For some, exercise comes naturally and we do it regularly from childhood, but for others, it takes something life changing to pull on those training shoes
For 36 year old Amy, it was a difficult breakup that encouraged her to start running at 25. Before that, she says, she’d never exercised.
Now, running has helped her through a miscarriage and the gruelling process of IVF, and she calls running her “lifeline”. Speaking to the Metro newspaper, she says that at 25, she was struggling with a breakup and one day just decided to put on some trainers that she happened to have, and start running.
She says it was a sort of therapy that she needed to help her clear her head, that didn’t cost her anything
“It was a big break up and I felt like my life was out of control. I desperately needed some head space, so, over a period of a few months, I put some old trainers on and plodded down the Thames listening to emo rock. When we finally broke up for good, I just carried on running.”
Amy is partially deaf, and her experiences at school put her off exercising. “We only ever did team sport and relied on me hearing people across fields – which, quite understandably, I was rubbish at”.

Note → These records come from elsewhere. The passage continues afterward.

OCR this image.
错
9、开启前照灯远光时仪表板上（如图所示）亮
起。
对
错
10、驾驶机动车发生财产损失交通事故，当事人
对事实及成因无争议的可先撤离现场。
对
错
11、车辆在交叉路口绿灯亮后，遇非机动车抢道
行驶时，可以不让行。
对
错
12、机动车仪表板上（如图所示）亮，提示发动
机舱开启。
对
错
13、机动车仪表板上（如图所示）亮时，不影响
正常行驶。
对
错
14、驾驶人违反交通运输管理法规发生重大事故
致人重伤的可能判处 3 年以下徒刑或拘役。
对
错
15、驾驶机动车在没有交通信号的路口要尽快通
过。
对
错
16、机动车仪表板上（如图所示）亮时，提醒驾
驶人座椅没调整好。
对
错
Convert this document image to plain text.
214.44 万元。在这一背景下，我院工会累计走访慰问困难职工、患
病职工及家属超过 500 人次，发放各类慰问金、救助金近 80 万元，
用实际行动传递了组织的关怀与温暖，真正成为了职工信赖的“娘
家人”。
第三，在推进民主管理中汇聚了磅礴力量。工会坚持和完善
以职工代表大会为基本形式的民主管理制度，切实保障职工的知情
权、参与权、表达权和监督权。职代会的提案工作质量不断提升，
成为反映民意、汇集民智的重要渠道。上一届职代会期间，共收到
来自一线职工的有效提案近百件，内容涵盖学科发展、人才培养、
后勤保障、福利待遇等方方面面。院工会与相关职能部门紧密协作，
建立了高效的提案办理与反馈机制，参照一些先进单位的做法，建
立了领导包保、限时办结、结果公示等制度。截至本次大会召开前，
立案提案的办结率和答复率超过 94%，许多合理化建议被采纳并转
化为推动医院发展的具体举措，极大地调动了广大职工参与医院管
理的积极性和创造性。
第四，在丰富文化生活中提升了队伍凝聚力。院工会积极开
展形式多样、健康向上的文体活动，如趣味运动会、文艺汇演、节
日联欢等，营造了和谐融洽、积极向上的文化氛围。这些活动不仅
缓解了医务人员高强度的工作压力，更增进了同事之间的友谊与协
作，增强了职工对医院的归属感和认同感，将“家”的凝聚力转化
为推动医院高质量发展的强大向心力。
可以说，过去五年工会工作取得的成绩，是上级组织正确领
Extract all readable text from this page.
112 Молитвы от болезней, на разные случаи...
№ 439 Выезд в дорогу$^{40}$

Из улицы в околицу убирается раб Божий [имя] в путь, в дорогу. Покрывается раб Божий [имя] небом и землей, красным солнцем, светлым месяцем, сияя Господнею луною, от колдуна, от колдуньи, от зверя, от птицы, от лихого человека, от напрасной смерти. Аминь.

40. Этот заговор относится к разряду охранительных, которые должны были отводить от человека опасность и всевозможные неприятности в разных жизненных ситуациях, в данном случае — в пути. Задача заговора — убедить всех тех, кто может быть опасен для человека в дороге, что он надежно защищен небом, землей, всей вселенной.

“I hated fitness at school. My hearing aids used to fall out periodically as they were fairly big back then, and I couldn’t ever hear the instructions so I was completely useless. I didn’t do anything until I discovered running at 25, and 11 years on. I haven’t stopped.”

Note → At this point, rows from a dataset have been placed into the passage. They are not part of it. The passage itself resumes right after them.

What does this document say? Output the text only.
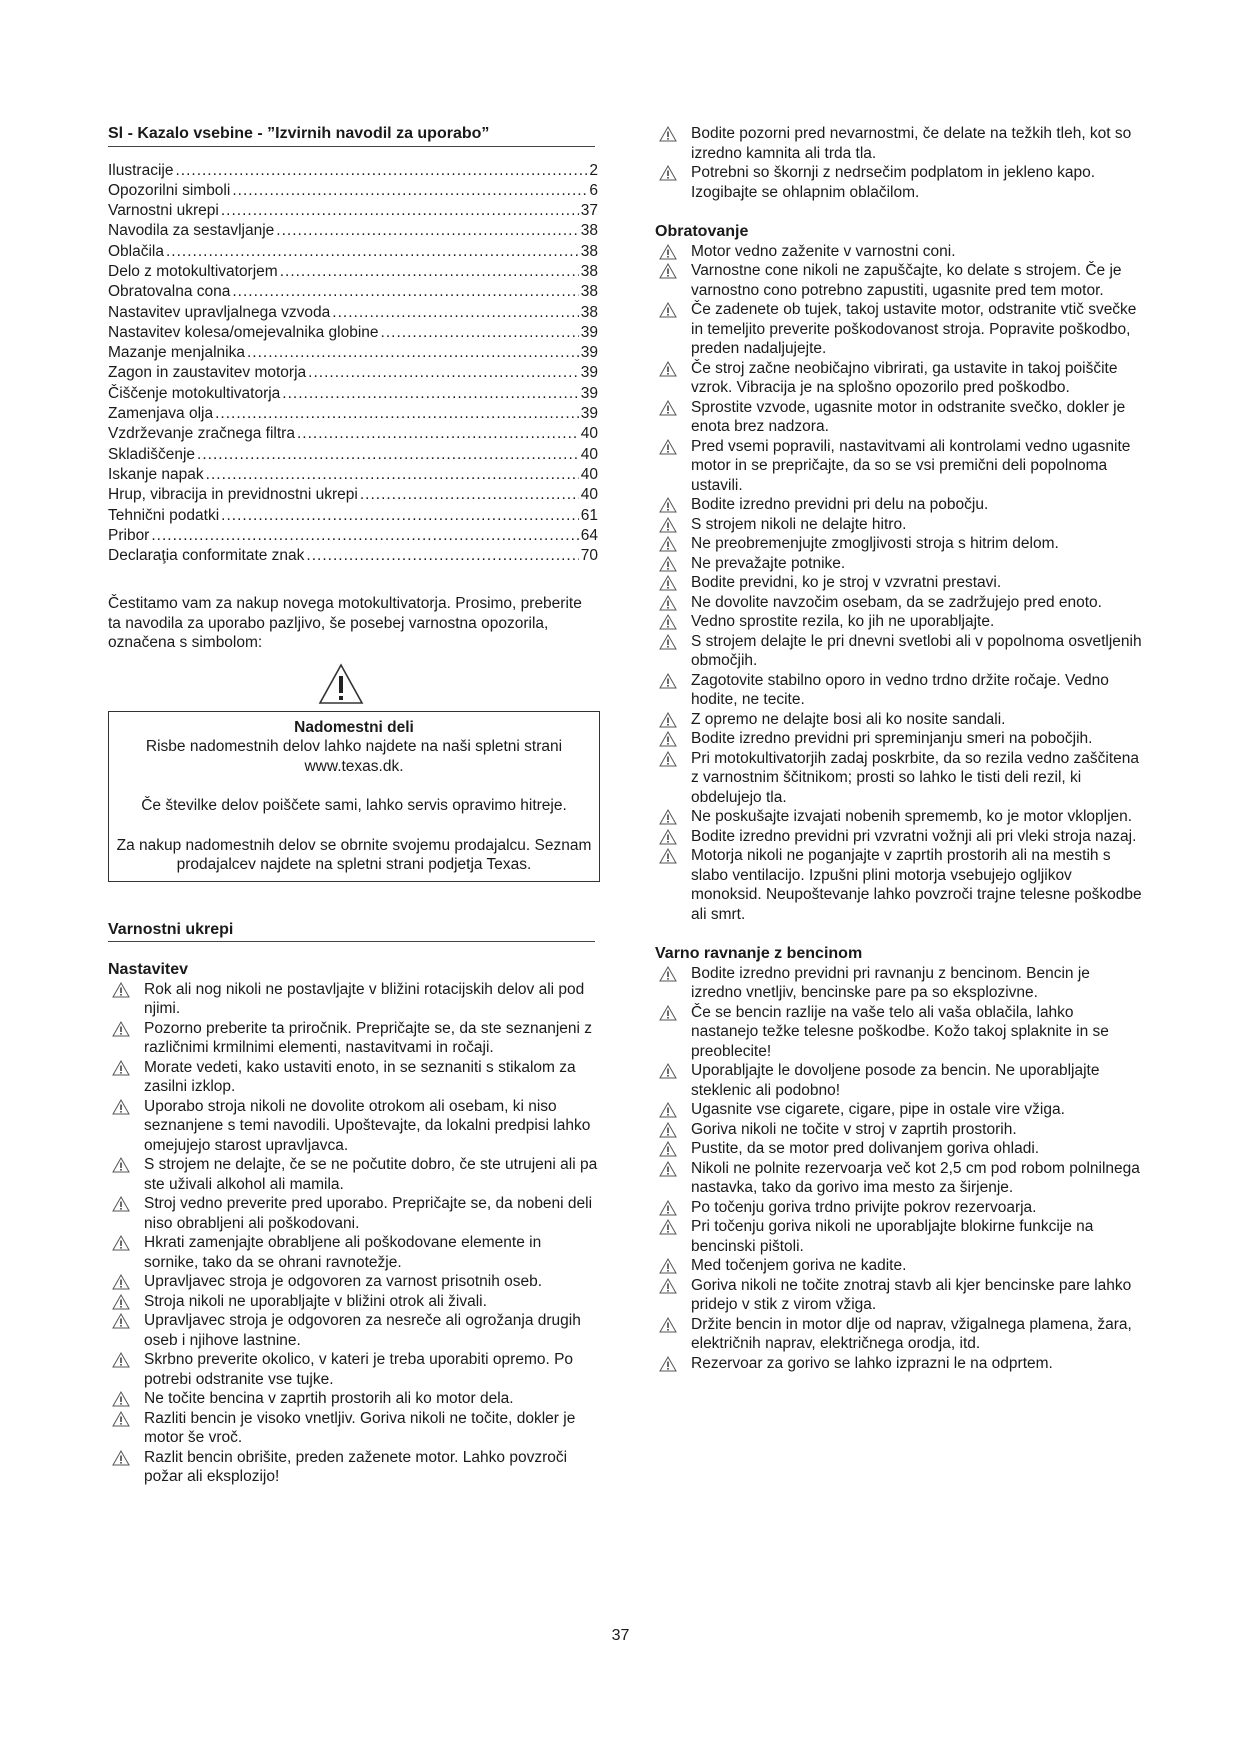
Sl - Kazalo vsebine - ”Izvirnih navodil za uporabo”
Ilustracije .....	2
Opozorilni simboli .....	6
Varnostni ukrepi .....	37
Navodila za sestavljanje .....	38
Oblačila .....	38
Delo z motokultivatorjem .....	38
Obratovalna cona .....	38
Nastavitev upravljalnega vzvoda .....	38
Nastavitev kolesa/omejevalnika globine .....	39
Mazanje menjalnika .....	39
Zagon in zaustavitev motorja .....	39
Čiščenje motokultivatorja .....	39
Zamenjava olja .....	39
Vzdrževanje zračnega filtra .....	40
Skladiščenje .....	40
Iskanje napak .....	40
Hrup, vibracija in previdnostni ukrepi .....	40
Tehnični podatki .....	61
Pribor .....	64
Declaraţia conformitate znak .....	70
Čestitamo vam za nakup novega motokultivatorja. Prosimo, preberite ta navodila za uporabo pazljivo, še posebej varnostna opozorila, označena s simbolom:

Nadomestni deli

Risbe nadomestnih delov lahko najdete na naši spletni strani www.texas.dk.

Če številke delov poiščete sami, lahko servis opravimo hitreje.

Za nakup nadomestnih delov se obrnite svojemu prodajalcu. Seznam prodajalcev najdete na spletni strani podjetja Texas.

Varnostni ukrepi
Nastavitev
Rok ali nog nikoli ne postavljajte v bližini rotacijskih delov ali pod njimi.
Pozorno preberite ta priročnik. Prepričajte se, da ste seznanjeni z različnimi krmilnimi elementi, nastavitvami in ročaji.
Morate vedeti, kako ustaviti enoto, in se seznaniti s stikalom za zasilni izklop.
Uporabo stroja nikoli ne dovolite otrokom ali osebam, ki niso seznanjene s temi navodili. Upoštevajte, da lokalni predpisi lahko omejujejo starost upravljavca.
S strojem ne delajte, če se ne počutite dobro, če ste utrujeni ali pa ste uživali alkohol ali mamila.
Stroj vedno preverite pred uporabo. Prepričajte se, da nobeni deli niso obrabljeni ali poškodovani.
Hkrati zamenjajte obrabljene ali poškodovane elemente in sornike, tako da se ohrani ravnotežje.
Upravljavec stroja je odgovoren za varnost prisotnih oseb.
Stroja nikoli ne uporabljajte v bližini otrok ali živali.
Upravljavec stroja je odgovoren za nesreče ali ogrožanja drugih oseb i njihove lastnine.
Skrbno preverite okolico, v kateri je treba uporabiti opremo. Po potrebi odstranite vse tujke.
Ne točite bencina v zaprtih prostorih ali ko motor dela.
Razliti bencin je visoko vnetljiv. Goriva nikoli ne točite, dokler je motor še vroč.
Razlit bencin obrišite, preden zaženete motor. Lahko povzroči požar ali eksplozijo!
Bodite pozorni pred nevarnostmi, če delate na težkih tleh, kot so izredno kamnita ali trda tla.
Potrebni so škornji z nedrsečim podplatom in jekleno kapo. Izogibajte se ohlapnim oblačilom.
Obratovanje
Motor vedno zaženite v varnostni coni.
Varnostne cone nikoli ne zapuščajte, ko delate s strojem. Če je varnostno cono potrebno zapustiti, ugasnite pred tem motor.
Če zadenete ob tujek, takoj ustavite motor, odstranite vtič svečke in temeljito preverite poškodovanost stroja. Popravite poškodbo, preden nadaljujejte.
Če stroj začne neobičajno vibrirati, ga ustavite in takoj poiščite vzrok. Vibracija je na splošno opozorilo pred poškodbo.
Sprostite vzvode, ugasnite motor in odstranite svečko, dokler je enota brez nadzora.
Pred vsemi popravili, nastavitvami ali kontrolami vedno ugasnite motor in se prepričajte, da so se vsi premični deli popolnoma ustavili.
Bodite izredno previdni pri delu na pobočju.
S strojem nikoli ne delajte hitro.
Ne preobremenjujte zmogljivosti stroja s hitrim delom.
Ne prevažajte potnike.
Bodite previdni, ko je stroj v vzvratni prestavi.
Ne dovolite navzočim osebam, da se zadržujejo pred enoto.
Vedno sprostite rezila, ko jih ne uporabljajte.
S strojem delajte le pri dnevni svetlobi ali v popolnoma osvetljenih območjih.
Zagotovite stabilno oporo in vedno trdno držite ročaje. Vedno hodite, ne tecite.
Z opremo ne delajte bosi ali ko nosite sandali.
Bodite izredno previdni pri spreminjanju smeri na pobočjih.
Pri motokultivatorjih zadaj poskrbite, da so rezila vedno zaščitena z varnostnim ščitnikom; prosti so lahko le tisti deli rezil, ki obdelujejo tla.
Ne poskušajte izvajati nobenih sprememb, ko je motor vklopljen.
Bodite izredno previdni pri vzvratni vožnji ali pri vleki stroja nazaj.
Motorja nikoli ne poganjajte v zaprtih prostorih ali na mestih s slabo ventilacijo. Izpušni plini motorja vsebujejo ogljikov monoksid. Neupoštevanje lahko povzroči trajne telesne poškodbe ali smrt.
Varno ravnanje z bencinom
Bodite izredno previdni pri ravnanju z bencinom. Bencin je izredno vnetljiv, bencinske pare pa so eksplozivne.
Če se bencin razlije na vaše telo ali vaša oblačila, lahko nastanejo težke telesne poškodbe. Kožo takoj splaknite in se preoblecite!
Uporabljajte le dovoljene posode za bencin. Ne uporabljajte steklenic ali podobno!
Ugasnite vse cigarete, cigare, pipe in ostale vire vžiga.
Goriva nikoli ne točite v stroj v zaprtih prostorih.
Pustite, da se motor pred dolivanjem goriva ohladi.
Nikoli ne polnite rezervoarja več kot 2,5 cm pod robom polnilnega nastavka, tako da gorivo ima mesto za širjenje.
Po točenju goriva trdno privijte pokrov rezervoarja.
Pri točenju goriva nikoli ne uporabljajte blokirne funkcije na bencinski pištoli.
Med točenjem goriva ne kadite.
Goriva nikoli ne točite znotraj stavb ali kjer bencinske pare lahko pridejo v stik z virom vžiga.
Držite bencin in motor dlje od naprav, vžigalnega plamena, žara, električnih naprav, električnega orodja, itd.
Rezervoar za gorivo se lahko izprazni le na odprtem.
37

She told the Metro that even though with a hearing impediment you need to be careful when out running, you can weigh that up by using your eyes more
Amy soon found herself running three or four times a week. It helped her deal with the bouts of anxiety and depression she suffered during her late 20s after realising that it was more suited to her than medications and counselling.
Amy usually runs alone and now takes part in Park Runs, 10km and half marathon distances. But her journey hasn’t been without hiccups.
“A few years ago, I broke my foot and it wouldn’t heal – I ended up having a bone graft. Those six months on crutches were bleak, but I ran the Brighton Marathon a year later. It was one of the best days of my life.”
Running became a coping tool
Now, running has proven effective as a different form of therapy for Amy – three years ago it helped her deal with a miscarriage she suffered after trying to become pregnant for a long while. Afterwards, she went to stay with a friend in Scotland and “spent the week running in the middle of nowhere in Inverness. It helped me avoid spiralling into despair”.
After more struggles trying to become pregnant, Amy and her husband made the difficult decision to begin the process of IVF. At a time when it felt like everyone she knew was announcing pregnancies, running helped Amy cope with the process.
“I could alleviate how badly I felt about myself by chucking myself up and down hills. I joined my local running club, Stratford Upon Avon Athletics Club, and found a group of people who introduced me to the joy of trail running and running with other people.”
“I will always be grateful for the Saturday mornings I spent with fellow club runners around the Cotswolds, putting the world to rights and experiencing the countryside in a whole new way. It took my mind off all the other things eating me up, and it gave me the vital head space and health I needed to go through IVF.”
“It taxes you physically and mentally and it doesn’t matter how supported you and your partner are, you feel very alone and the future is uncertain.”
Thankfully, Amy and her husband had a successful first round of IVF and their baby is due in a couple of weeks. But as Amy has lost a baby before, she’s still anxious
She told the Metro that for the first three months she felt terrified that she would suffer another miscarriage, as well as being “in complete denial that we’d been lucky”. Then the world was hit by the coronavirus pandemic and lots of people were told that their IVF treatments were being put on hold. Amy felt “double lucky” that their treatment had been successful before the closure of IVF clinics.
Amy is excited for her first post-birth run and using a running buggy to take her baby with her. She hopes that by the time she’s ready, Park Runs and running clubs will be back in action.
Talking about her decision to not run during her pregnancy, she says that anxiety got in the way, saying, “Lots of people do it quite late into pregnancy, but I was terrified of another loss. Nobody could persuade me otherwise”.
Saying that she dreams of running, when she’s back to it, she’ll start off sensibly, with a Couch to 5K programme, and can’t wait for her first sprint down the river.
“There are lots of things in life you can’t control. But I’ve found that lacing up my trainers, heading to a park, river or a field either alone or with friends gives you the vital head space you need to think through worries methodically.”